Using the > redirection operator with a file will overwrite whatever is in that file. To append the output to the file, use >>.

To concatenate two files, use the command as follows.

$ cat file1.txt file2.txt > combined.txt

Pipe character |

The pipe character will take the output from the command on the left, and feed it to the input for the command on the right. The pipe command is used to chain commands together, rather than writing and reading files and variables.

cut

The cut command is a very versatile command. The man page for cut says it's used to "remove sections from each line of files." In our example above, we used it to get the seventh "column" from the file.

What I mean my column is the way the log file is created by the server. Try to imagine a file in a format similar to the following.

date time method page url ip user-agent response

This is not the exact format of the log I was working with, but it works for this example.

The -d switch for the cut command tells the program what the delimiter is. Sometimes it will be a comma, but in our example, and my log file, it's a space. This can be problematic if there are spaces within the "column." Say if the user agent had a space in it.

The -f switch tells cut which field to print. So -f7 means print the seventh "column." In our example, it's "user-agent" and in my log, it's the IP address.

The catch with this command is, if it's used as above, and a line does not contain the delimiter, it will print the line. So if there was a line that did not have a space, it would print it. This behavior can be suppressed using the -s switch.

sort

The sort command is used to write sorted concatenation of all files specified to standard output. Like cat, multiple files can be specified.

The -u switch tells sort to output only unique lines.

man

The man command is a superb resource for learning how to use commands in Linux. Most programs have a man page associated with them. The man command should be built into your system and is accessible by using it in combination with the command as in the example below.

$ man sort

This will output a formated help page for the command sort.
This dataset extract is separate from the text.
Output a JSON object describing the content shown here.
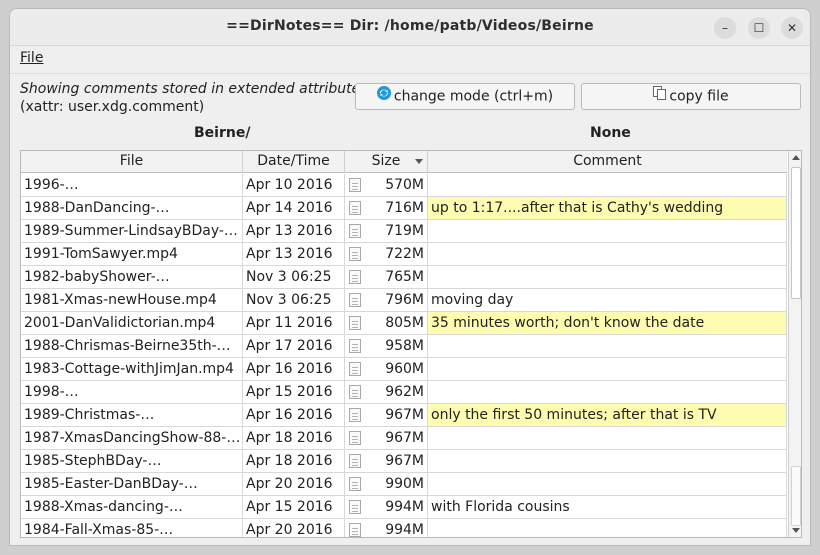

It describes what the command does, the switches the command has, and what they do, as well as the syntax of the command. Often times, there are examples of the command included.

In fact, while writing this, I learned from the man page that, instead of using the command uniq, I was able to use the -u switch for the sort command. Linux is a very powerful, and free platform and tool for systems administration. An investment of a little patience and time in Linux will pay off greatly for the overburdened administrator.